The new Apple TV will support all of the services of the old Apple TV, along with broad potential for additional apps through its iOS-based tvOS platform. A full list of software for the Apple TV isn't available yet, and you can't just use any iOS app. Those apps have to be ported to tvOS, like Android apps have to be ported to Android TV to work on certain devices. But there will be many, many more choices on the new Apple TV than on the old one.

Network Control
Apple led the pack here early on, too, thanks to AirPlay. The old and new Apple TVs support AirPlay, Home Share, and various other ways to stream media to your HDTV through iOS and OS X. The new Apple TV will likely have the same screen-mirroring, video-streaming, and music-sharing functions as the old one, which (as long as you used an iPhone$659.00 at Groupon, iPad£309.55 at Amazon, or Mac) were already excellent. However, in this category, the new Apple TV doesn't offer anything particularly new.

Voice Search
Apple TVThe new Apple TV adds Siri to your HDTV, thanks to voice commands and a microphone built into the remote.
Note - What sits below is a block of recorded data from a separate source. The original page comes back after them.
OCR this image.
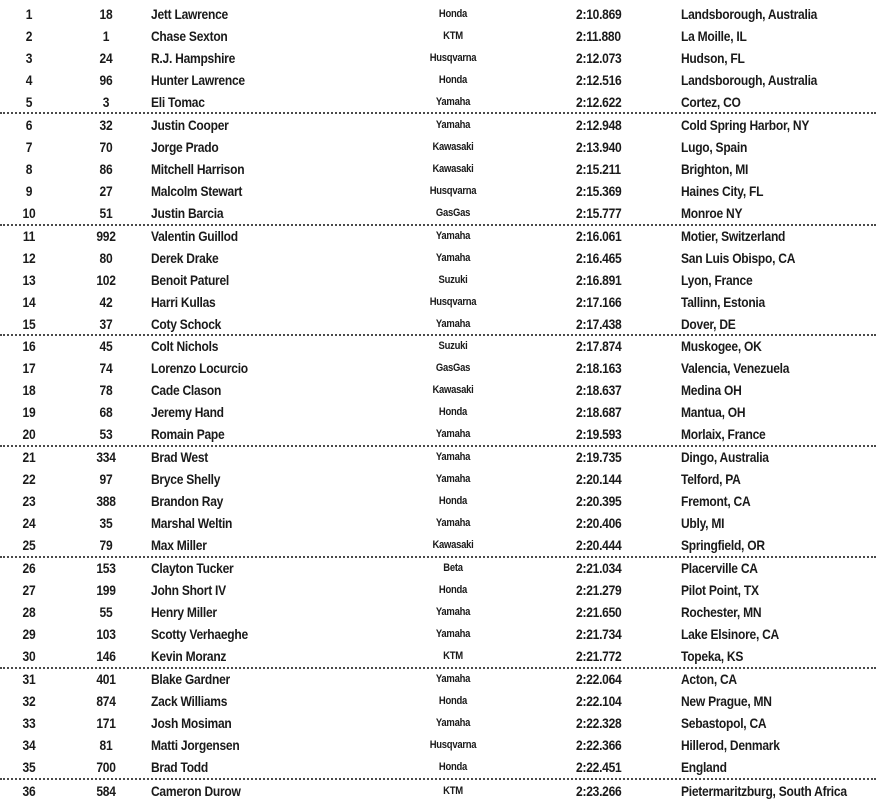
1	18	Jett Lawrence	Honda	2:10.869	Landsborough, Australia
2	1	Chase Sexton	KTM	2:11.880	La Moille, IL
3	24	R.J. Hampshire	Husqvarna	2:12.073	Hudson, FL
4	96	Hunter Lawrence	Honda	2:12.516	Landsborough, Australia
5	3	Eli Tomac	Yamaha	2:12.622	Cortez, CO
6	32	Justin Cooper	Yamaha	2:12.948	Cold Spring Harbor, NY
7	70	Jorge Prado	Kawasaki	2:13.940	Lugo, Spain
8	86	Mitchell Harrison	Kawasaki	2:15.211	Brighton, MI
9	27	Malcolm Stewart	Husqvarna	2:15.369	Haines City, FL
10	51	Justin Barcia	GasGas	2:15.777	Monroe NY
11	992	Valentin Guillod	Yamaha	2:16.061	Motier, Switzerland
12	80	Derek Drake	Yamaha	2:16.465	San Luis Obispo, CA
13	102	Benoit Paturel	Suzuki	2:16.891	Lyon, France
14	42	Harri Kullas	Husqvarna	2:17.166	Tallinn, Estonia
15	37	Coty Schock	Yamaha	2:17.438	Dover, DE
16	45	Colt Nichols	Suzuki	2:17.874	Muskogee, OK
17	74	Lorenzo Locurcio	GasGas	2:18.163	Valencia, Venezuela
18	78	Cade Clason	Kawasaki	2:18.637	Medina OH
19	68	Jeremy Hand	Honda	2:18.687	Mantua, OH
20	53	Romain Pape	Yamaha	2:19.593	Morlaix, France
21	334	Brad West	Yamaha	2:19.735	Dingo, Australia
22	97	Bryce Shelly	Yamaha	2:20.144	Telford, PA
23	388	Brandon Ray	Honda	2:20.395	Fremont, CA
24	35	Marshal Weltin	Yamaha	2:20.406	Ubly, MI
25	79	Max Miller	Kawasaki	2:20.444	Springfield, OR
26	153	Clayton Tucker	Beta	2:21.034	Placerville CA
27	199	John Short IV	Honda	2:21.279	Pilot Point, TX
28	55	Henry Miller	Yamaha	2:21.650	Rochester, MN
29	103	Scotty Verhaeghe	Yamaha	2:21.734	Lake Elsinore, CA
30	146	Kevin Moranz	KTM	2:21.772	Topeka, KS
31	401	Blake Gardner	Yamaha	2:22.064	Acton, CA
32	874	Zack Williams	Honda	2:22.104	New Prague, MN
33	171	Josh Mosiman	Yamaha	2:22.328	Sebastopol, CA
34	81	Matti Jorgensen	Husqvarna	2:22.366	Hillerod, Denmark
35	700	Brad Todd	Honda	2:22.451	England
36	584	Cameron Durow	KTM	2:23.266	Pietermaritzburg, South Africa
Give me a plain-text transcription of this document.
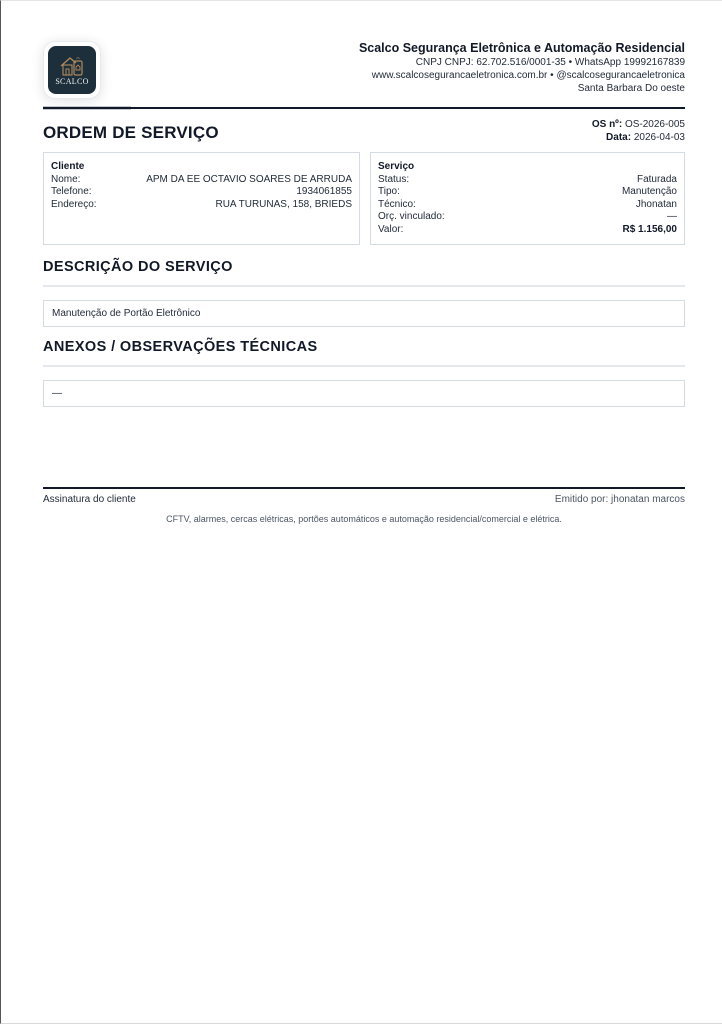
SCALCO
Scalco Segurança Eletrônica e Automação Residencial
CNPJ CNPJ: 62.702.516/0001-35 • WhatsApp 19992167839
www.scalcosegurancaeletronica.com.br • @scalcosegurancaeletronica
Santa Barbara Do oeste
ORDEM DE SERVIÇO	OS nº: OS-2026-005
Data: 2026-04-03
Cliente
Nome:	APM DA EE OCTAVIO SOARES DE ARRUDA
Telefone:	1934061855
Endereço:	RUA TURUNAS, 158, BRIEDS
Serviço
Status:	Faturada
Tipo:	Manutenção
Técnico:	Jhonatan
Orç. vinculado:	—
Valor:	R$ 1.156,00
DESCRIÇÃO DO SERVIÇO
Manutenção de Portão Eletrônico
ANEXOS / OBSERVAÇÕES TÉCNICAS
—
Assinatura do cliente	Emitido por: jhonatan marcos
CFTV, alarmes, cercas elétricas, portões automáticos e automação residencial/comercial e elétrica.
You'll be able to search for movies, shows, and music, control playback, and get information from your Apple TV just by asking it. This is completely absent in the old Apple TV. We won't know how useful this will be until we can test it ourselves, but it seems like a very handy feature that catches up to the voice search features in the Amazon Fire TV and Roku 3.

Games
Apple has assembled a compelling pitch for gaming on the new Apple TV. Thanks to tvOS, it will be getting an exclusive multiplayer version of Crossy Road, plus Disney Infinity, Harmonix's new Beat Sports, and even Guitar Hero in various incarnations. Since Apple isn't offering a first-party gamepad with the Apple TV (it's promoting the Nimbus Steelseries Controller on its website), we'll have to see how well these games work with the remote or iOS controls. It's important to note that the Apple TV's tvOS won't have access to the full selection of iOS games, of which there are many very good ports of more serious titles, and the selection will depend on how many developers release games on this platform. Either way, the old Apple TV doesn't have any games.

Price
The old Apple TV wins, hands down. It's now available for $69, while the new Apple TV starts at $149.

Which Should You Get
The new Apple TV offers a slew of features the old Apple TV does not have, and it clearly looks like a superior device. However, we can't recommend it until we get it in to PC Labs to test, which will happen in the next month or two.

For now, if you really want a media streamer, the Roku 3 and Amazon Fire TV stand as the best devices currently available. They have many of the features found on the new Apple TV, like app support and voice search, and can be controlled with iOS and Android devices. They're also just $99 each (the Amazon Fire TV Stick$39.00 at Amazon and Roku Streaming Stick$46.99 at Amazon, scaled back versions that lack voice search but still have plenty of apps, are even cheaper), which is significantly less than the new Apple TV. We'll see how all three devices really stand up against each other closer to the new Apple TV's launch later this fall.